Monday, May 16, 2011

What some people, including I, may have been missing about the Microsoft Skypedeal

Buried on page 97 of the Skype S-1 filing March 4, 2011 is the little tidbit of where Skype currently gets its revenue. 

Right now, Skype revenues are approximately $900 million per year.  The average revenue of $100 per paying customer represents around 9 million paying customers, which is nothing to write home about.   This revenue is virtually 100% from customers that use SkypeOut minutes (that is minutes of voice non-Skype termination).   Although not exactly representative, Vonage’s revenue for 2010 was approximately $890 million with an average $360 annual revenue per customer.

So, what is the difference?  More than 83% of Skype’s revenue is from sources outside of the USA.  This may be the target that Microsoft was actually looking to capture.  International customers are apparently trying to reduce their cost for international calls, using Skype as a mechanism.
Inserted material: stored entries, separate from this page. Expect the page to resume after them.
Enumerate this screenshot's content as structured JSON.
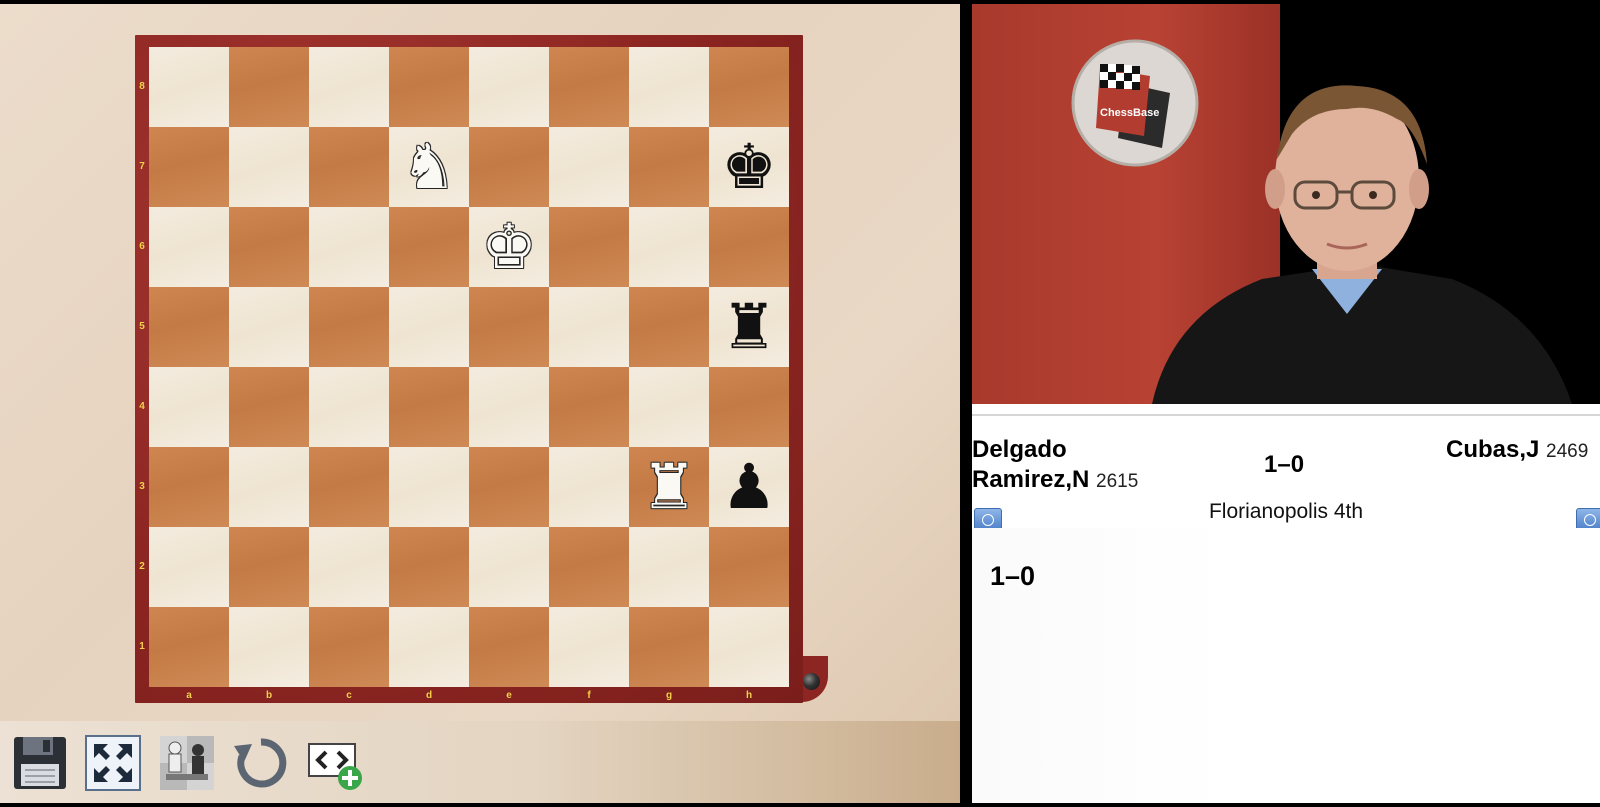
{
  "board": {
    "ranks": [
      "8",
      "7",
      "6",
      "5",
      "4",
      "3",
      "2",
      "1"
    ],
    "files": [
      "a",
      "b",
      "c",
      "d",
      "e",
      "f",
      "g",
      "h"
    ],
    "pieces": [
      {
        "square": "d7",
        "glyph": "♞",
        "color": "white",
        "name": "white-knight"
      },
      {
        "square": "h7",
        "glyph": "♚",
        "color": "black",
        "name": "black-king"
      },
      {
        "square": "e6",
        "glyph": "♚",
        "color": "white",
        "name": "white-king"
      },
      {
        "square": "h5",
        "glyph": "♜",
        "color": "black",
        "name": "black-rook"
      },
      {
        "square": "g3",
        "glyph": "♜",
        "color": "white",
        "name": "white-rook"
      },
      {
        "square": "h3",
        "glyph": "♟",
        "color": "black",
        "name": "black-pawn"
      }
    ]
  },
  "toolbar": {
    "icons": [
      "save-icon",
      "fullscreen-icon",
      "flip-board-icon",
      "rotate-icon",
      "embed-add-icon"
    ]
  },
  "game": {
    "white_name_line1": "Delgado",
    "white_name_line2": "Ramirez,N",
    "white_elo": "2615",
    "black_name": "Cubas,J",
    "black_elo": "2469",
    "result": "1–0",
    "event": "Florianopolis 4th",
    "notation_result": "1–0"
  },
  "video": {
    "logo_text": "ChessBase"
  },
  "colors": {
    "light_square": "#efe4d1",
    "dark_square": "#c47a45",
    "frame": "#8d2622",
    "coord_label": "#f2d24a"
  }
}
Microsoft could be trying to exploit this in one of several ways (some of which have been discussed elsewhere).  Here are a couple of ideas:
  • Drive international Xbox sales and Xbox-Live:  My kids use Xbox-Live to chat with their friends.  Being able to impulse call their friends’ phone numbers when they are not online will drive up the number of Xbox-Live points purchased.
  • Continue the Services Push: Use Skype drive into the international audio, video, and Web conferencing business.  Make this seamless on mobile devices, Xbox, smart TVs, desktop, and Microsoft 365.
  • Unified Communications: Push Skype as the best method to connect business communication systems to the public voice network (PSTN doesn’t seem to be the right acronym anymore) and integrate into mobile device directories.  The idea is that a company could contract with Skype for all international voice services in the countries where it operates without having to deal with multiple service providers.

All combined, Microsoft could use this to make a set of integrated international services.  By Skype for:
  • Voice termination for a company’s VoIP environment, in virtually any country
  • Audio and video conferencing, and Web collaboration
  • Seamless directory services between corporate VoIP and employee mobile devices
  • Expand the capabilities of Microsoft “Cloud”-based offering to tie communications with applications

However, even with the rosiest estimates of paying subscriber growth, Microsoft will lose billions of dollars simply because of the cost of money used to by Skype.  The upside is going to have to be pretty substantial to eventually recover this cost as well as the initial investment and additional investment in development, integration, and marketing.